Measuring cell density with the countess

Countess II FL (Life Technologies, slides by Invitrogen) is used to assess cell density. After pipetting 10 μl of cell suspension into the measurement slide, incubate for 1 min to allow the cells to sediment in the focal plane before measuring. This is achieved by inserting the slide and selecting only the brightfield channel. The resulting cell count must be divided by 2 since the device assumes a 1:2 dilution in trypan blue and automatically corrects for it. Take at least two measurements to exclude measurement fluctuations. If necessary, adjust the focus manually. The practical measuring range has been reported to extend to approximately 6*107 cells/ml.

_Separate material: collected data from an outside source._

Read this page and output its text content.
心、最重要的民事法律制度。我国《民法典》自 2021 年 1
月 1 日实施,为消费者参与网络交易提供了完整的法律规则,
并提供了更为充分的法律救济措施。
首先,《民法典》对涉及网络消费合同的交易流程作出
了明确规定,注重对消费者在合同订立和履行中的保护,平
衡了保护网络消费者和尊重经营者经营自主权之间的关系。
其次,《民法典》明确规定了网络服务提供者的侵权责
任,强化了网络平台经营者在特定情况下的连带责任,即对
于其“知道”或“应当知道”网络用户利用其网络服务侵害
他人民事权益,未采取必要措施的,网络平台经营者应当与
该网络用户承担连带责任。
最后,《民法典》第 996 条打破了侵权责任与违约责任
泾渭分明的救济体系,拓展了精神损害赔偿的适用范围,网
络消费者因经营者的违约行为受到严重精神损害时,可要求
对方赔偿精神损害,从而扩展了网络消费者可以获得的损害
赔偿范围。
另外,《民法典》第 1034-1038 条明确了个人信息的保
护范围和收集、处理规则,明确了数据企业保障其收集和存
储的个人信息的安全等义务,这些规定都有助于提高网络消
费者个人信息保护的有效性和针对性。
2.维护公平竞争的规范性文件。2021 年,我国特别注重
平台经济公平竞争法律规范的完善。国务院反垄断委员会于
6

Preparations for the infection

Mycobacterium marinum

• From the primary liquid culture, inoculate a new liquid culture for infection. This culture should be started approximately 24 h before infection.

• For the infection culture, use an Erlenmeyer flask fitted with a gas-permeable plug. After adding an appropriate volume of 7H9 (between 10 and 30 ml, corresponding to the final culture volume) and the appropriate antibiotic, prepare the inoculum from the stored primary liquid culture.

• Resuspend by vortexing, and then pellet clumps by spinning at 300 rpm (corresponds to 20 g with the Thermo Scientific™ 75003180 rotor) for 1 min.

• Take 2–3 ml of the supernatant using a syringe (as described above) before adding the inoculum to the Erlenmeyer flask.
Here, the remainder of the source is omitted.